We can’t put the entire blame on the Raj. In the grim aftermath of the war years when Indian nationalists of all castes and communities fought for Indian independence, the British, having just – barely – fought off the Axis powers, were faced with Hindu politicians demanding a Hindu government, Muslims demanding a Muslim state, Sikhs demanding ‘Kalistan’ – a Sikh state – and some 73 ‘princely States’ who wanted the British to continue as before.

The result was Partition, the Muslim state Jinnah demanded, a hastily stitched-together plan to at least make the inevitable easier. (It didn’t, of course, Partition caused massacres of thousands of innocent people as families on both sides of the designated borders tried desperately to find security amongst their co-religionists. )

In Kashmir, a Hindu ruled a mainly-Muslim majority province while a Muslim ruled in Hindu Hyderabad. After Independence and the creation of Pakistan, Jammu-Kashmir became a flashpoint, culminating with Prime Minister Modi revoking Kashmir’s semi-autonomous state and declaring it to be part of India. Kashmir, remote, lucky in its geography, remained relatively untouched by the sectarian violence.

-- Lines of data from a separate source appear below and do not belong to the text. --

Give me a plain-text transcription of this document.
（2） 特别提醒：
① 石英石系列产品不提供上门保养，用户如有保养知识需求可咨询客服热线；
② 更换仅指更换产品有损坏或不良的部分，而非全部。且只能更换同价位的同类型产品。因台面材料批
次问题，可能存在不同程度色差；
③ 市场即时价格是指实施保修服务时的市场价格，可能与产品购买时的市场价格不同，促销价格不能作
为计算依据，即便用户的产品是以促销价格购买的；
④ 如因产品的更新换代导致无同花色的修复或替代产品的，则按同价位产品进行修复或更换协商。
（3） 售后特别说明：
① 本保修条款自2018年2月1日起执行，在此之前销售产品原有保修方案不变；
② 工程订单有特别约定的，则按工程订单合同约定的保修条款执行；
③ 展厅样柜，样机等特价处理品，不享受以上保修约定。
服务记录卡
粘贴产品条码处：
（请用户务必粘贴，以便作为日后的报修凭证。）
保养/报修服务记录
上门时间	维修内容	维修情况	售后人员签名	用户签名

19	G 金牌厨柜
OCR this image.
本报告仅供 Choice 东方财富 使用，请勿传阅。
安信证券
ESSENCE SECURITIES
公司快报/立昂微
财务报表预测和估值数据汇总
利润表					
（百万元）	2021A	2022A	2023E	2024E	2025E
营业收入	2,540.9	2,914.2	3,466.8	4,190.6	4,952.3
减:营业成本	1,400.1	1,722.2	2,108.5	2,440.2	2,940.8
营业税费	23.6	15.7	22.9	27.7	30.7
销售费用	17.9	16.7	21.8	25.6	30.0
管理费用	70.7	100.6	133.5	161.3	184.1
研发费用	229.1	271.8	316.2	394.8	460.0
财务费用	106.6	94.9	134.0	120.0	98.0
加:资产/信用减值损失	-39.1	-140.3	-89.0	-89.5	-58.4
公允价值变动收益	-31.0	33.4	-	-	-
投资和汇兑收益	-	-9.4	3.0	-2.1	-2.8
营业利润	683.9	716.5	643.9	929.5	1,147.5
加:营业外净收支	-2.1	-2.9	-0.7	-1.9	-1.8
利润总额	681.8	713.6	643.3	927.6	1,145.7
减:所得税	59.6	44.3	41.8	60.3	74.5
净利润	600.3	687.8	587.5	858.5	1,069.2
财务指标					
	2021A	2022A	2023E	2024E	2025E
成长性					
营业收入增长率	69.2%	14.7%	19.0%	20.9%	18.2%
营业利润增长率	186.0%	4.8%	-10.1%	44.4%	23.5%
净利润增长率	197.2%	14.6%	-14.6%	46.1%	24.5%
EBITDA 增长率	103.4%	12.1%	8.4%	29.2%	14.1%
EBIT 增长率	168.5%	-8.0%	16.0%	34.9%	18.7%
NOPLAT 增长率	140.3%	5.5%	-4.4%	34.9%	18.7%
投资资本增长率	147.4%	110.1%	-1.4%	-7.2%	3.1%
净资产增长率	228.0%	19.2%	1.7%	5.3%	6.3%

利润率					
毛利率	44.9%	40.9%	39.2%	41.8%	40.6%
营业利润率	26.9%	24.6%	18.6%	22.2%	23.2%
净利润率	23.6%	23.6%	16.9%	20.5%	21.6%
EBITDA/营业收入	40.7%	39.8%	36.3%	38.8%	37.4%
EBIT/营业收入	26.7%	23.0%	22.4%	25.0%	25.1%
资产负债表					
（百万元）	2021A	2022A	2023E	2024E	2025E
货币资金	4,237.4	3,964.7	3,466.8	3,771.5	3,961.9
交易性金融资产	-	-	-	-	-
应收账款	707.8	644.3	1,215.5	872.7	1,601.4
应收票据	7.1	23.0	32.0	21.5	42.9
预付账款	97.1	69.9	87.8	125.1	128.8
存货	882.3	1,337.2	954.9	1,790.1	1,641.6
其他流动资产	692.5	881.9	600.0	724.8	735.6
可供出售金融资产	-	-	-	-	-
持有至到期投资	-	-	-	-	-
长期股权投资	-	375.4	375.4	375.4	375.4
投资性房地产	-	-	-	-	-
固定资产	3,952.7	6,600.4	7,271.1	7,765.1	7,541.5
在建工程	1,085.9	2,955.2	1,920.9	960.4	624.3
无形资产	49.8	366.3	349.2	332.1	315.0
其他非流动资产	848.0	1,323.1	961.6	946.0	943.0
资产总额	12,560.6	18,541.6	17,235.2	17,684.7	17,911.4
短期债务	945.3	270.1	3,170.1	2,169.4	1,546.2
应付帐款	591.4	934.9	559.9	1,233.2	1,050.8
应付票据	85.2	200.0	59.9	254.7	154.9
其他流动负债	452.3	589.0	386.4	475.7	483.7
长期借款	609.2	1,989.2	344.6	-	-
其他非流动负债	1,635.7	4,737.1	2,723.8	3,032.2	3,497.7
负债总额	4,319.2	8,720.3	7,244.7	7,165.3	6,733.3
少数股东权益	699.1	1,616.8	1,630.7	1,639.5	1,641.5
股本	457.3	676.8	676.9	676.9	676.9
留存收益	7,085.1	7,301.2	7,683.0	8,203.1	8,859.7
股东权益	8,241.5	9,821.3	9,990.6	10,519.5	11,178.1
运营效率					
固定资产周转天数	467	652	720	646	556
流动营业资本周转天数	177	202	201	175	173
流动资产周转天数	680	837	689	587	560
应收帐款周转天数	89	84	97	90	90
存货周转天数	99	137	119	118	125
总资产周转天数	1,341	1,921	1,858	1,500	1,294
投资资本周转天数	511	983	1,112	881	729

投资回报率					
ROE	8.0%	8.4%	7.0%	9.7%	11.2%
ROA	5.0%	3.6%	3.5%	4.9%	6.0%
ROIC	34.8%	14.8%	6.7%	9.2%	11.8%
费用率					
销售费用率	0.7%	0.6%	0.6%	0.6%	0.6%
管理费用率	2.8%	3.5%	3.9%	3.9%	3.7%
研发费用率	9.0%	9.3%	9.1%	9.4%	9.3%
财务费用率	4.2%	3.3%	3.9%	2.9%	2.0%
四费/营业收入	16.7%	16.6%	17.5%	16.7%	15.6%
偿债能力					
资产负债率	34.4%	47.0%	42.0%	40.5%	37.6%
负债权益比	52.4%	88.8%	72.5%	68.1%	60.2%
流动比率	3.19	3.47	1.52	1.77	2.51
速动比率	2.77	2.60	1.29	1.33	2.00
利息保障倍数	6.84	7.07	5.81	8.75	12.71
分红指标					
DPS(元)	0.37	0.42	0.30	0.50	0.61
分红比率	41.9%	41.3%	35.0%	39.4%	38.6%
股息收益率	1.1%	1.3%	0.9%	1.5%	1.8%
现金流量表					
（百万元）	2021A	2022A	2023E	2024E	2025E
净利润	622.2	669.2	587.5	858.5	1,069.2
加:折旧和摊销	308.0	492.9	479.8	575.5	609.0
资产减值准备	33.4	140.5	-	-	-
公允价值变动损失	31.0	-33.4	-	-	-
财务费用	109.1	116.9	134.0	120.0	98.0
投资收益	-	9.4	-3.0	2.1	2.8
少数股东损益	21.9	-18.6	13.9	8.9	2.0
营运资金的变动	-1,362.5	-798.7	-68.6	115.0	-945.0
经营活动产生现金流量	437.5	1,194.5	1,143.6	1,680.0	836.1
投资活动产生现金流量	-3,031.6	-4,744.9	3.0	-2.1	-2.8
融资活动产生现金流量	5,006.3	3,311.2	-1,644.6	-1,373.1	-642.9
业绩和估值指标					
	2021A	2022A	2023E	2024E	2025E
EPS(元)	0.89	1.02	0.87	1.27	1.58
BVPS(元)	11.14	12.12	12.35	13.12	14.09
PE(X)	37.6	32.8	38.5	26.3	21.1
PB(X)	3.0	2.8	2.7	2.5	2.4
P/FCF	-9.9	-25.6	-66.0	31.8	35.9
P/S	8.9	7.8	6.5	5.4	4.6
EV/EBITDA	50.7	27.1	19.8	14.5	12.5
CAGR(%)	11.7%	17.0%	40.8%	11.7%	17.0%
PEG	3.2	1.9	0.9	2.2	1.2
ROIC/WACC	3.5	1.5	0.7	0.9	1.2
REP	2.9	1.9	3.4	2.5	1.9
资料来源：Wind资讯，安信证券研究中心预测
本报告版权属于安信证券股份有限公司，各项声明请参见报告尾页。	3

India has always kept careful eyes on Kashmir-Jammu, not simply for its strategic importance and its hosting of militants slipping across the border from Pakistan but for another less-well-known reason. Kashmir was the traditional home of one of India’s great political dynasties, the Kashmiri Brahmin Nehrus.

Watching the pictures of armed soldiers, the barbed wire and deserted streets in Kashmir today, I’m glad my parents saw it in happier times. I wish my mother could have afforded that shawl.